Learn more about how closing credit cards impact credit scores.
A credit card, like most things, is okay to use in moderation. It’s when you abuse them that they become detrimental to your financial health. Some credit card advice is obvious, like paying off your balance before the end of the month and not maxing out all of your credit cards. On the other hand, the rules around closing credit cards are a little more complicated.
What happens when you close a credit card?
You might be considering closing a credit card account because you no longer use that card or the annual fee is too expensive. There are many reasons why people cancel credit cards, including wanting to avoid overspending. However, closing a credit card reduces your overall available credit, which can cause your credit score to drop if you have any outstanding debt. It’s important to weigh the pros and cons of closing credit cards before you cancel and prepare for the impact to your credit score.
How do credit cards impact credit utilization?
When you open a new credit card, you are approved for a specific credit limit – how much you can spend before making a payment. That new credit limit is combined with the credit limit of your other credit cards to calculate your credit utilization ratio, a major factor in your credit score.
Let’s say you open a new credit card with credit limit of $10,000. You have two other credit cards with a total credit limit of $20,000. Your total credit limit is now $30,000. As you increase your total credit limit, you can spend more and maintain a lower credit utilization ratio. The lower your credit limit, the more of an impact your spending has. For example, if you have a credit limit of $10,000 and you have $5,000 of credit card debt, your credit utilization is 50%. However, if your total available credit is $20,000 and you have $5,000 of debt, your credit utilization is only 25%.
Typically, the lower your credit utilization, the better your credit score. If you reduce your available credit by cancelling a credit card, and you have outstanding debt, your credit utilization will go up and your credit score will go down. You can counter the impact of cancelling a credit card by paying down debt before doing so.
What if I have a high annual fee?
If you have a high annual fee on a credit card you don’t use, or the annual fee outweighs the benefits you get from the card, it’s probably worth cancelling the credit card and taking the temporary hit to your credit score. Annual fees are typically charged on rewards credit cards, but they only make sense if you are benefiting from the rewards. Annual fees range from card to card, with more prestigious cards having fees just under $700.

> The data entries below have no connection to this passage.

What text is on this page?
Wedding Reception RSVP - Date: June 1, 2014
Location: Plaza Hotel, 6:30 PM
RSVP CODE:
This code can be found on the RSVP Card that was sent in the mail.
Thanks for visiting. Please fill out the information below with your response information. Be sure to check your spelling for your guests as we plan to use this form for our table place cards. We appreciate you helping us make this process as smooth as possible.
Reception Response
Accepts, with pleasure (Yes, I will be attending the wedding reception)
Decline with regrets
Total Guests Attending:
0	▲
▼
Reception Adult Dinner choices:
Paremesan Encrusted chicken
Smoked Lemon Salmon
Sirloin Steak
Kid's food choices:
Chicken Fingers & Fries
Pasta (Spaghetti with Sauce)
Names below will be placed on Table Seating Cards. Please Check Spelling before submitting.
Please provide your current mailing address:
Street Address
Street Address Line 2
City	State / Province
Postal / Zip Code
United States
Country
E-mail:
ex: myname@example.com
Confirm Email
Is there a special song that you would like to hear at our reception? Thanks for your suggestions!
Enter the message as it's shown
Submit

What steps should I take before cancelling a credit card?
Don’t cancel a credit card right away if you are about to apply for a major loan, lease a car, or make a purchase that requires the lender to run your credit score. When you cancel a credit card, you will most likely see some sort of drop in your credit score, and you will want your score to be as high as possible when applying for funding to secure a competitive rate.

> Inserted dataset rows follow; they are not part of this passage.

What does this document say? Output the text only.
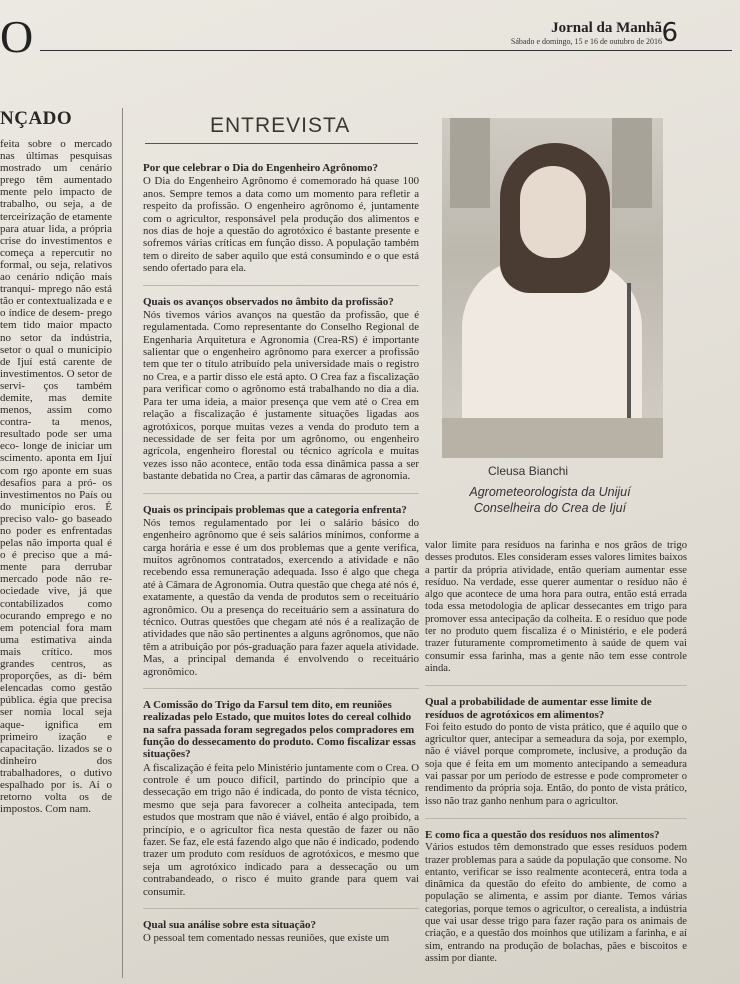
O	Jornal da Manhã
Sábado e domingo, 15 e 16 de outubro de 2016 6
NÇADO

feita sobre o mercado nas últimas pesquisas mostrado um cenário prego têm aumentado mente pelo impacto de trabalho, ou seja, a de terceirização de etamente para atuar lida, a própria crise do investimentos e começa a repercutir no formal, ou seja, relativos ao cenário ndição mais tranqui- mprego não está tão er contextualizada e e o índice de desem- prego tem tido maior mpacto no setor da indústria, setor o qual o município de Ijuí está carente de investimentos. O setor de servi- ços também demite, mas demite menos, assim como contra- ta menos, resultado pode ser uma eco- longe de iniciar um scimento. aponta em Ijuí com rgo aponte em suas desafios para a pró- os investimentos no País ou do município eros. É preciso valo- go baseado no poder es enfrentadas pelas não importa qual é o é preciso que a má- mente para derrubar mercado pode não re- ociedade vive, já que contabilizados como ocurando emprego e no em potencial fora mam uma estimativa ainda mais crítico. mos grandes centros, as proporções, as di- bém elencadas como gestão pública. égia que precisa ser nomia local seja aque- ignifica em primeiro ização e capacitação. lizados se o dinheiro dos trabalhadores, o dutivo espalhado por is. Aí o retorno volta os de impostos. Com nam.

ENTREVISTA

Por que celebrar o Dia do Engenheiro Agrônomo?

O Dia do Engenheiro Agrônomo é comemorado há quase 100 anos. Sempre temos a data como um momento para refletir a respeito da profissão. O engenheiro agrônomo é, juntamente com o agricultor, responsável pela produção dos alimentos e nos dias de hoje a questão do agrotóxico é bastante presente e sofremos várias críticas em função disso. A população também tem o direito de saber aquilo que está consumindo e o que está sendo ofertado para ela.

Quais os avanços observados no âmbito da profissão?

Nós tivemos vários avanços na questão da profissão, que é regulamentada. Como representante do Conselho Regional de Engenharia Arquitetura e Agronomia (Crea-RS) é importante salientar que o engenheiro agrônomo para exercer a profissão tem que ter o título atribuído pela universidade mais o registro no Crea, e a partir disso ele está apto. O Crea faz a fiscalização para verificar como o agrônomo está trabalhando no dia a dia. Para ter uma ideia, a maior presença que vem até o Crea em relação a fiscalização é justamente situações ligadas aos agrotóxicos, porque muitas vezes a venda do produto tem a necessidade de ser feita por um agrônomo, ou engenheiro agrícola, engenheiro florestal ou técnico agrícola e muitas vezes isso não acontece, então toda essa dinâmica passa a ser bastante debatida no Crea, a partir das câmaras de agronomia.

Quais os principais problemas que a categoria enfrenta?

Nós temos regulamentado por lei o salário básico do engenheiro agrônomo que é seis salários mínimos, conforme a carga horária e esse é um dos problemas que a gente verifica, muitos agrônomos contratados, exercendo a atividade e não recebendo essa remuneração adequada. Isso é algo que chega até à Câmara de Agronomia. Outra questão que chega até nós é, exatamente, a questão da venda de produtos sem o receituário agronômico. Ou a presença do receituário sem a assinatura do técnico. Outras questões que chegam até nós é a realização de atividades que não são pertinentes a alguns agrônomos, que não têm a atribuição por pós-graduação para fazer aquela atividade. Mas, a principal demanda é envolvendo o receituário agronômico.

A Comissão do Trigo da Farsul tem dito, em reuniões realizadas pelo Estado, que muitos lotes do cereal colhido na safra passada foram segregados pelos compradores em função do dessecamento do produto. Como fiscalizar essas situações?

A fiscalização é feita pelo Ministério juntamente com o Crea. O controle é um pouco difícil, partindo do princípio que a dessecação em trigo não é indicada, do ponto de vista técnico, mesmo que seja para favorecer a colheita antecipada, tem estudos que mostram que não é viável, então é algo proibido, a princípio, e o agricultor fica nesta questão de fazer ou não fazer. Se faz, ele está fazendo algo que não é indicado, podendo trazer um produto com resíduos de agrotóxicos, e mesmo que seja um agrotóxico indicado para a dessecação ou um contrabandeado, o risco é muito grande para quem vai consumir.

Qual sua análise sobre esta situação?

O pessoal tem comentado nessas reuniões, que existe um

Cleusa Bianchi
Agrometeorologista da Unijuí
Conselheira do Crea de Ijuí

valor limite para resíduos na farinha e nos grãos de trigo desses produtos. Eles consideram esses valores limites baixos a partir da própria atividade, então queriam aumentar esse resíduo. Na verdade, esse querer aumentar o resíduo não é algo que acontece de uma hora para outra, então está errada toda essa metodologia de aplicar dessecantes em trigo para promover essa antecipação da colheita. E o resíduo que pode ter no produto quem fiscaliza é o Ministério, e ele poderá trazer futuramente comprometimento à saúde de quem vai consumir essa farinha, mas a gente não tem esse controle ainda.

Qual a probabilidade de aumentar esse limite de resíduos de agrotóxicos em alimentos?

Foi feito estudo do ponto de vista prático, que é aquilo que o agricultor quer, antecipar a semeadura da soja, por exemplo, não é viável porque compromete, inclusive, a produção da soja que é feita em um momento antecipando a semeadura vai passar por um período de estresse e pode comprometer o rendimento da própria soja. Então, do ponto de vista prático, isso não traz ganho nenhum para o agricultor.

E como fica a questão dos resíduos nos alimentos?

Vários estudos têm demonstrado que esses resíduos podem trazer problemas para a saúde da população que consome. No entanto, verificar se isso realmente acontecerá, entra toda a dinâmica da questão do efeito do ambiente, de como a população se alimenta, e assim por diante. Temos várias categorias, porque temos o agricultor, o cerealista, a indústria que vai usar desse trigo para fazer ração para os animais de criação, e a questão dos moinhos que utilizam a farinha, e aí sim, entrando na produção de bolachas, pães e biscoitos e assim por diante.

Before cancelling your credit card, try to pay down outstanding debt to bring your overall credit utilization down. This will soften the impact to your credit score.
If you want to keep your credit card, but the annual fee is too high, you might be able to negotiate with your credit card company. They could waive the annual fee or transfer you to the $0 annual fee version of the card. Note that credit card companies will typically only waive the annual fee for one year.
Cancelling a credit card will cause a temporary decline in your credit score. There are situations where cancelling a credit card makes sense, including if your debt is becoming unmanageable or your annual fee is too high. Attempt to pay down your debt before cancelling your credit card to soften the impact to your credit score.